If the Secretary of Defense determines, pursuant to the procedures at 32 CFR part 216, that an institution of higher education is ineligible to receive funds from a covered agency because of a policy or practice described in 9.110-3—
(a) The Secretary of Defense will create an active exclusion record for the institution in the System for Award Management; and
(b) A covered agency shall not solicit offers from, award contracts to, or consent to subcontracts with the institution. The prohibition in this paragraph (b) does not apply to acquisitions at or below the simplified acquisition threshold or to acquisitions of commercial products and commercial services, including commercially available off-the-shelf items.
The contracting officer shall insert the clause at 52.209-14, Reserve Officer Training Corps and Military Recruiting on Campus, in solicitations and contracts that are expected to exceed the simplified acquisition threshold, with institutions of higher education, when using funds from a covered agency. The clause is not prescribed for solicitations and contracts using part 12 for the acquisition of commercial products and commercial services.
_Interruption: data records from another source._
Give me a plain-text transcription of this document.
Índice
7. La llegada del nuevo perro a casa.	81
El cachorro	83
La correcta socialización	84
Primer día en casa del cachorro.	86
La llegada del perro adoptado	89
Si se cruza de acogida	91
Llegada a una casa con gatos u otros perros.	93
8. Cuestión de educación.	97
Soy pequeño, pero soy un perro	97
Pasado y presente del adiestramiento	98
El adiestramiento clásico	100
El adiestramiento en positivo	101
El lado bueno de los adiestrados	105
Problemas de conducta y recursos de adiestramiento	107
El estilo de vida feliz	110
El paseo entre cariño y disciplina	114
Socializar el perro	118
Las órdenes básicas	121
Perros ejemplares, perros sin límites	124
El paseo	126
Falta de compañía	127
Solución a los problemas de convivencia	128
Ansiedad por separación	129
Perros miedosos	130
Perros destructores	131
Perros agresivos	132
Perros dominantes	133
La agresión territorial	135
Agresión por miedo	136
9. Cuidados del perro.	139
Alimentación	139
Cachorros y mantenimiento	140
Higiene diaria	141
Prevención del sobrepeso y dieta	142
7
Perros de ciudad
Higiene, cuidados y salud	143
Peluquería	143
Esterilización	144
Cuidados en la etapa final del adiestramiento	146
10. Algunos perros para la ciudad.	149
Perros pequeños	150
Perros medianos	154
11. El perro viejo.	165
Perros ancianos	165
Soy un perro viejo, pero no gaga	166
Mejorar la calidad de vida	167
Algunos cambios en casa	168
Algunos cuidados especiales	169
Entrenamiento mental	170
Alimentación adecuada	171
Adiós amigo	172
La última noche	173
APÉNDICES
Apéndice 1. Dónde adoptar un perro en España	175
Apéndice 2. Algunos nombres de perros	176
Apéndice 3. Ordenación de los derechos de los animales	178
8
This subpart implements 10 U.S.C. 3243 and 41 U.S.C. 3311 and prescribes policies and procedures regarding qualification requirements and the acquisitions that are subject to such requirements.
As used in this subpart—
Qualified bidders list (QBL) means a list of bidders who have had their products examined and tested and who have satisfied all applicable qualification requirements for that product or have otherwise satisfied all applicable qualification requirements.
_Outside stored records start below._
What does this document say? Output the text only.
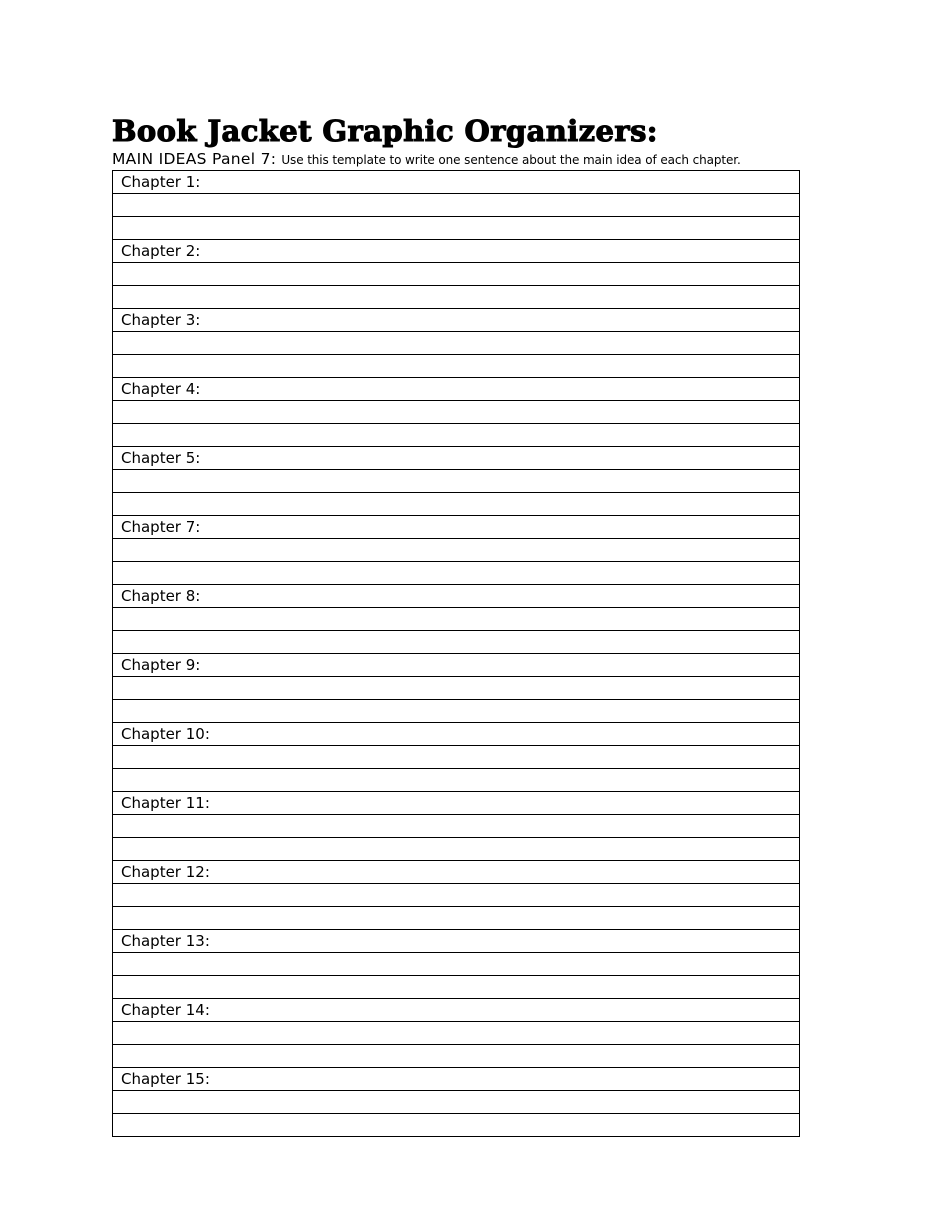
Book Jacket Graphic Organizers:
MAIN IDEAS Panel 7: Use this template to write one sentence about the main idea of each chapter.
Chapter 1:

Chapter 2:

Chapter 3:

Chapter 4:

Chapter 5:

Chapter 7:

Chapter 8:

Chapter 9:

Chapter 10:

Chapter 11:

Chapter 12:

Chapter 13:

Chapter 14:

Chapter 15:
Qualified manufacturers list (QML) means a list of manufacturers who have had their products examined and tested and who have satisfied all applicable qualification requirements for that product.
(a)(1) The head of the agency or designee shall, before establishing a qualification requirement, prepare a written justification—
(i) Stating the necessity for establishing the qualification requirement and specifying why the qualification requirement must be demonstrated before contract award;
(ii) Estimating the likely costs for testing and evaluation which will be incurred by the potential offeror to become qualified; and
(iii) Specifying all requirements that a potential offeror (or its product) must satisfy in order to become qualified. Only those requirements which are the least restrictive to meet the purposes necessitating the establishment of the qualification requirements shall be specified.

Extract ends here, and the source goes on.